В двух десятках метров от ворот был припаркован серый полицейский автобус с металлическими сетками на всех окнах, включая лобовое. Внутри дежурили офицеры отряда мобильной полиции.
У них особая экипировка: синие робы с кожаными толстыми налокотниками, синие же штаны с такими же наколенниками. Высокие бутсы с прокладками снаружи, закрывавшими боковые косточки. На головах — металлические шлемы с поднятыми вверх на период затишья плексиглазовыми забралами, закрывавшими все лицо, когда их опускали вниз. В оснащение входили пистолеты, дубинки и металлические щиты с прорезью для обзора.

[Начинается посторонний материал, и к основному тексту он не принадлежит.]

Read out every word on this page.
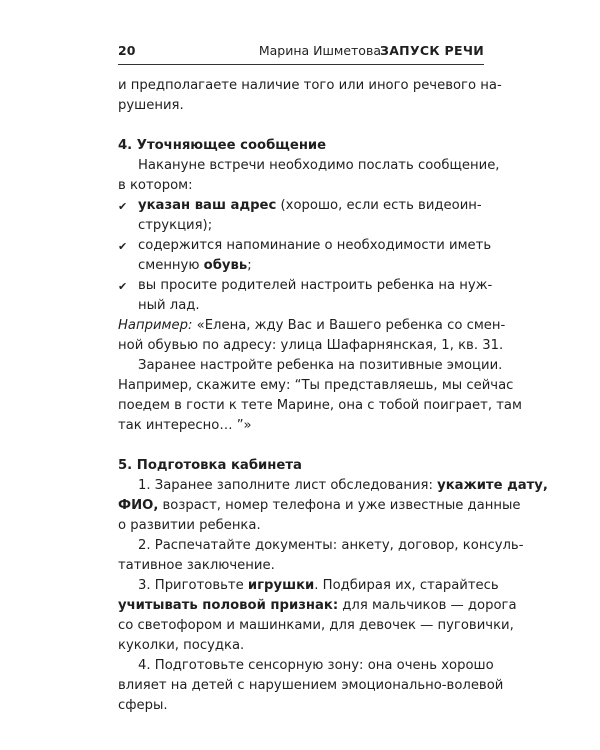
20	Марина Ишметова ЗАПУСК РЕЧИ
и предполагаете наличие того или иного речевого на-
рушения.
4. Уточняющее сообщение
Накануне встречи необходимо послать сообщение,
в котором:
✔ указан ваш адрес (хорошо, если есть видеоин-
струкция);
✔ содержится напоминание о необходимости иметь
сменную обувь;
✔ вы просите родителей настроить ребенка на нуж-
ный лад.
Например: «Елена, жду Вас и Вашего ребенка со смен-
ной обувью по адресу: улица Шафарнянская, 1, кв. 31.
Заранее настройте ребенка на позитивные эмоции.
Например, скажите ему: “Ты представляешь, мы сейчас
поедем в гости к тете Марине, она с тобой поиграет, там
так интересно… ”»
5. Подготовка кабинета
1. Заранее заполните лист обследования: укажите дату,
ФИО, возраст, номер телефона и уже известные данные
о развитии ребенка.
2. Распечатайте документы: анкету, договор, консуль-
тативное заключение.
3. Приготовьте игрушки. Подбирая их, старайтесь
учитывать половой признак: для мальчиков — дорога
со светофором и машинками, для девочек — пуговички,
куколки, посудка.
4. Подготовьте сенсорную зону: она очень хорошо
влияет на детей с нарушением эмоционально-волевой
сферы.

Территорию парламента огибали несколько магистралей. Мазун припарковал белую «мазду» на проспекте, откуда хорошо видны ворота ограды этой территории. Но расстояние было довольно приличным, поэтому Веригин и Мазун по очереди наблюдали в бинокль за этими воротами. Через несколько часов они передислоцировались на соседний проспект, оттуда продолжали наблюдать за воротами.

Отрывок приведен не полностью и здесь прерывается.